Archive for April, 2011

Double Clicking Japanese Text

Tuesday, April 5th, 2011

Double clicking text in Asian languages, especially Japanese, is something that has been overlooked in the localization of pretty much every operating system and application. If you want to copy a word into the clipboard, it is convenient to double click somewhere over the word and have the system automatically highlight the entire word for you.

Double clicking text in English and other European languages works like you expect it to. Double click on any word and the entire word is highlighted, like this: “DoubleClickMe.”

The reason why this works in English is because there are spaces on each side of the word. Japanese on the other hand has no spaces between each word. This makes the problem very difficult. Next, add in the multiple character types that Japanese has (Hiragana, katakana, and kanji), and now you have an extremely difficult problem.

Let’s look at some examples and see what happens.

今日は楽しかったです。

Double click on 「今日」 and it highlights the entire word.
Double click on 「は」 and it highlights the 「は」 particle.
So far so good.

Double click on the kanji of 「楽しかった」 and it highlights only 「楽」.
Double click on the okurigana (hiragana) after 楽 and it highlights 「しかったです」.

It is pretty obvious what is going on. Double clicking on Japanese text will highlight an entire string of one kind of character type.
In other words,

  • If you click on a katakana character, it will highlight the entire katakana string.
  • If you click on a hiragana character, it will highlight the entire hiragana string.
  • If you click on a kanji character, it will highlight the entire kanji string.

This is obviously not what we want it to do, but it makes sense why it does this.
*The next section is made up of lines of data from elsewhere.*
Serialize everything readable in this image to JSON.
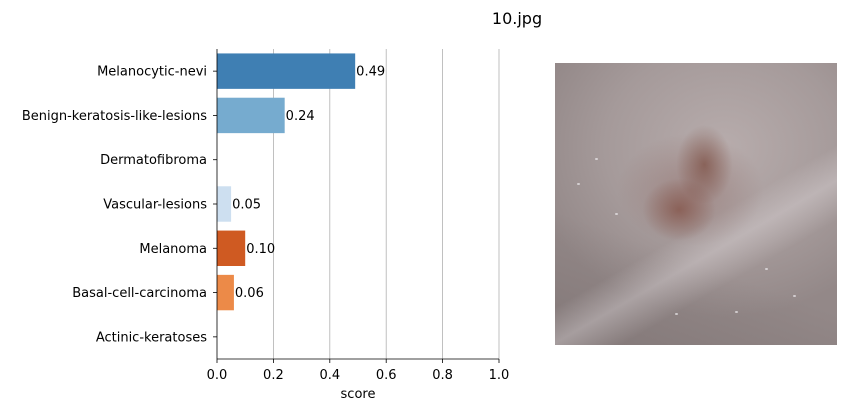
{
  "chart_data": {
    "type": "bar",
    "orientation": "horizontal",
    "title": "10.jpg",
    "xlabel": "score",
    "ylabel": "",
    "xlim": [
      0,
      1
    ],
    "x_ticks": [
      "0.0",
      "0.2",
      "0.4",
      "0.6",
      "0.8",
      "1.0"
    ],
    "grid": "vertical",
    "categories": [
      "Melanocytic-nevi",
      "Benign-keratosis-like-lesions",
      "Dermatofibroma",
      "Vascular-lesions",
      "Melanoma",
      "Basal-cell-carcinoma",
      "Actinic-keratoses"
    ],
    "values": [
      0.49,
      0.24,
      0.0,
      0.05,
      0.1,
      0.06,
      0.0
    ],
    "value_labels": [
      "0.49",
      "0.24",
      "",
      "0.05",
      "0.10",
      "0.06",
      ""
    ],
    "colors": [
      "#3f7fb3",
      "#76abcf",
      "#ffffff",
      "#cddff0",
      "#cf5a22",
      "#ec8a48",
      "#ffffff"
    ]
  },
  "image": {
    "name": "skin-lesion-photo"
  }
}
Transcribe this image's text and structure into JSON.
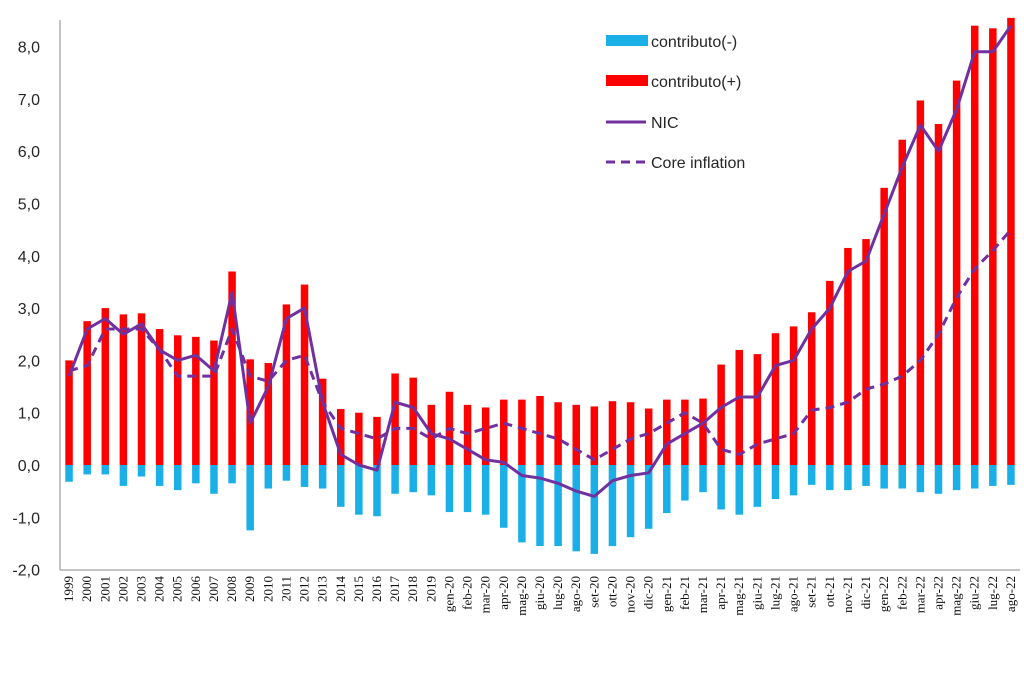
{
  "chart_data": {
    "type": "bar",
    "title": "",
    "xlabel": "",
    "ylabel": "",
    "ylim": [
      -2.0,
      8.5
    ],
    "yticks": [
      "8,0",
      "7,0",
      "6,0",
      "5,0",
      "4,0",
      "3,0",
      "2,0",
      "1,0",
      "0,0",
      "-1,0",
      "-2,0"
    ],
    "ytick_values": [
      8,
      7,
      6,
      5,
      4,
      3,
      2,
      1,
      0,
      -1,
      -2
    ],
    "grid": false,
    "legend_position": "top-right",
    "categories": [
      "1999",
      "2000",
      "2001",
      "2002",
      "2003",
      "2004",
      "2005",
      "2006",
      "2007",
      "2008",
      "2009",
      "2010",
      "2011",
      "2012",
      "2013",
      "2014",
      "2015",
      "2016",
      "2017",
      "2018",
      "2019",
      "gen-20",
      "feb-20",
      "mar-20",
      "apr-20",
      "mag-20",
      "giu-20",
      "lug-20",
      "ago-20",
      "set-20",
      "ott-20",
      "nov-20",
      "dic-20",
      "gen-21",
      "feb-21",
      "mar-21",
      "apr-21",
      "mag-21",
      "giu-21",
      "lug-21",
      "ago-21",
      "set-21",
      "ott-21",
      "nov-21",
      "dic-21",
      "gen-22",
      "feb-22",
      "mar-22",
      "apr-22",
      "mag-22",
      "giu-22",
      "lug-22",
      "ago-22"
    ],
    "series": [
      {
        "name": "contributo(-)",
        "kind": "bar",
        "color": "#1AAFE6",
        "values": [
          -0.32,
          -0.18,
          -0.18,
          -0.4,
          -0.22,
          -0.4,
          -0.48,
          -0.35,
          -0.55,
          -0.35,
          -1.25,
          -0.45,
          -0.3,
          -0.42,
          -0.45,
          -0.8,
          -0.95,
          -0.98,
          -0.55,
          -0.52,
          -0.58,
          -0.9,
          -0.9,
          -0.95,
          -1.2,
          -1.48,
          -1.55,
          -1.55,
          -1.65,
          -1.7,
          -1.55,
          -1.38,
          -1.22,
          -0.92,
          -0.68,
          -0.52,
          -0.85,
          -0.95,
          -0.8,
          -0.65,
          -0.58,
          -0.38,
          -0.48,
          -0.48,
          -0.4,
          -0.45,
          -0.45,
          -0.52,
          -0.55,
          -0.48,
          -0.45,
          -0.4,
          -0.38
        ]
      },
      {
        "name": "contributo(+)",
        "kind": "bar",
        "color": "#FF0000",
        "values": [
          2.0,
          2.75,
          3.0,
          2.88,
          2.9,
          2.6,
          2.48,
          2.45,
          2.38,
          3.7,
          2.02,
          1.95,
          3.07,
          3.45,
          1.65,
          1.07,
          1.0,
          0.92,
          1.75,
          1.67,
          1.15,
          1.4,
          1.15,
          1.1,
          1.25,
          1.25,
          1.32,
          1.2,
          1.15,
          1.12,
          1.22,
          1.2,
          1.08,
          1.25,
          1.25,
          1.27,
          1.92,
          2.2,
          2.12,
          2.52,
          2.65,
          2.92,
          3.52,
          4.15,
          4.32,
          5.3,
          6.22,
          6.97,
          6.52,
          7.35,
          8.4,
          8.35,
          8.55
        ]
      },
      {
        "name": "NIC",
        "kind": "line",
        "style": "solid",
        "color": "#7030A0",
        "values": [
          1.7,
          2.6,
          2.8,
          2.5,
          2.7,
          2.2,
          2.0,
          2.1,
          1.8,
          3.3,
          0.8,
          1.5,
          2.8,
          3.0,
          1.2,
          0.2,
          0.0,
          -0.1,
          1.2,
          1.1,
          0.6,
          0.5,
          0.3,
          0.1,
          0.05,
          -0.2,
          -0.25,
          -0.35,
          -0.5,
          -0.6,
          -0.3,
          -0.2,
          -0.15,
          0.4,
          0.6,
          0.8,
          1.1,
          1.3,
          1.3,
          1.9,
          2.0,
          2.6,
          3.0,
          3.7,
          3.9,
          4.8,
          5.7,
          6.5,
          6.0,
          6.8,
          7.9,
          7.9,
          8.4
        ]
      },
      {
        "name": "Core inflation",
        "kind": "line",
        "style": "dashed",
        "color": "#7030A0",
        "values": [
          1.8,
          1.9,
          2.6,
          2.6,
          2.6,
          2.2,
          1.7,
          1.7,
          1.7,
          2.6,
          1.7,
          1.6,
          2.0,
          2.1,
          1.2,
          0.7,
          0.6,
          0.5,
          0.7,
          0.7,
          0.5,
          0.7,
          0.6,
          0.7,
          0.8,
          0.7,
          0.6,
          0.5,
          0.3,
          0.1,
          0.3,
          0.5,
          0.6,
          0.8,
          1.0,
          0.8,
          0.3,
          0.2,
          0.4,
          0.5,
          0.6,
          1.05,
          1.1,
          1.2,
          1.45,
          1.55,
          1.7,
          2.0,
          2.5,
          3.2,
          3.75,
          4.1,
          4.5
        ]
      }
    ]
  }
}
The OS or application that you are using doesn’t have any intelligence to be able to parse Japanese into individual, complete words. Therefore, by default, double clicking will highlight the longest string of similar character types.
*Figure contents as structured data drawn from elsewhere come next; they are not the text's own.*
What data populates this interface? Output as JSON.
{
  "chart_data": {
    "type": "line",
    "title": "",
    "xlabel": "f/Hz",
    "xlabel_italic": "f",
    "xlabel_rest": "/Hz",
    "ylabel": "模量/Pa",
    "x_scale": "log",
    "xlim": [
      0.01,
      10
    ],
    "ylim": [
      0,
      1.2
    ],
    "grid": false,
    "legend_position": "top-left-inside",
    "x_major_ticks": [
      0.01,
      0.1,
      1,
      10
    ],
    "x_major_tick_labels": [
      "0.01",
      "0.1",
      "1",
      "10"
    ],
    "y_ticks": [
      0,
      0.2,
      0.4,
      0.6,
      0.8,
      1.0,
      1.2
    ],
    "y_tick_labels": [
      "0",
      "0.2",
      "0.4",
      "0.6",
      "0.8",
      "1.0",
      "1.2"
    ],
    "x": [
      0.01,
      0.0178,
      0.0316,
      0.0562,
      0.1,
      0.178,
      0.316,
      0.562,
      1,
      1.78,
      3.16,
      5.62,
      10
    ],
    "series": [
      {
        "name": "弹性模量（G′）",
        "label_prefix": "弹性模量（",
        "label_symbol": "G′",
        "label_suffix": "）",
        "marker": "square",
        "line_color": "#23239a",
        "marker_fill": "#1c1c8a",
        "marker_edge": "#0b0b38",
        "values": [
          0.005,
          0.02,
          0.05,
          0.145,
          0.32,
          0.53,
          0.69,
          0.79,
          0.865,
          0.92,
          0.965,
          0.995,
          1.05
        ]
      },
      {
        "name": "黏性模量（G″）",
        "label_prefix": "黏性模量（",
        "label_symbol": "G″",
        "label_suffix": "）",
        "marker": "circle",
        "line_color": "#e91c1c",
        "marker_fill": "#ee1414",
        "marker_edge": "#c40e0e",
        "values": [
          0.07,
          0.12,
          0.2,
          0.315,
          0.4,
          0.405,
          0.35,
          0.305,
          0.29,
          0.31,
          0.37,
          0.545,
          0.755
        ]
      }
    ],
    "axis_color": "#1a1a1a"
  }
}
Let’s look at a couple of interesting examples that really illustrate this behavior.

First, a complete sentence all in hiragana.
わたしはすしがきらいです。

Clicking anywhere on this sentence highlights the entire sentence. There is no way to highlight individual words by double clicking.

Next, a sentence with a lot of random kanji together.
寿司酒刺身河豚鮪日本米国東京横浜は、ランダムな漢字の文字列です。

Clicking anywhere on the initial long string of random kanji words will highlight the entire string. Without any intelligence, the system does not recognize that there are nine different words there, and a result, highlights the entire string.

Double clicking Japanese text does not work. It will highlight stuff, but it does not highlight anything meaningful most of the time. This behavior is universally wrong across all operating systems (Windows, Mac OS X, Linux, etc.) and applications.

Is this a Solvable Problem?

The answer is yes. What we need is an OS or application level intelligence about Japanese. One way to achieve this intelligence is to match text against a Japanese dictionary. When you double click Japanese text, the OS should match against the longest hit in the dictionary.

For example:
寿司食べ放題

If you click on 「寿」, it will hit 寿 (ことぶき) as a valid word in the dictionary, but it should continue on and recognize 寿司 (すし) as the longer and correct word, and highlight 「寿司」. It should not highlight the 「食」 character. If you click on 「食」, it should continue on in the dictionary search to highlight 「食べ放題 」. The kanji/hiragana mix should not play a role as a boundary character like it currently does.

For example:
わたしはすしが好きです。

If you click on 「好」, it will hit 好 (こう) as a valid word in the dictionary, but it should not stop there. It should also hit 好き (すき) as the longer, and correct word to parse in this case.

This should give us much better results when double clicking, but a dictionary compare is not enough to give us consistently correct results most of the time. The problem is a dictionary is only going to have the root words/conjugations/inflections etc. Therefore, we also need intelligence to understand parts of speech and conjugations and how they relate to the root words in the dictionary.

For example, the previous sentence:
今日は楽しかったです。

If you click on 「楽」, it will hit 楽 (らく) as a valid word in the dictionary, but it should not stop there. It should also hit 楽しかった even though it is not in the dictionary, because it is the past tense of the word 楽しい, which is in the dictionary. 「楽しかった」 should be completely highlighted, and it should not continue on and highlight です because that is not part of the word 楽しい.

Conclusion

There are no operating systems that properly parse and highlight the correct words when double clicking. This is definitely not an easy problem to solve, but it is possible and should be done on Japanese systems.

There are two software applications that I know of that can parse Japanese properly most of the time: Rikaichan and NJStar. Rikaichan is an add-on to the Firefox browser, and NJStar is a Japanese word processing application. They both have a mouse-over hover function that parses complete Japanese words. You can also double click and get the expected result as well. These two applications both use a Japanese dictionary back end and have enough Japanese language intelligence to parse conjugations and inflections of words to get the expected match most of the time.

There are times when Rikaichan does not parse the expected result. I will cover those exceptions in a future article about parsing Japanese. However, Rikaichan is right about 99% of the time, which is great considering that your OS is usually wrong 90-95% of the time when it comes to double clicking Japanese text.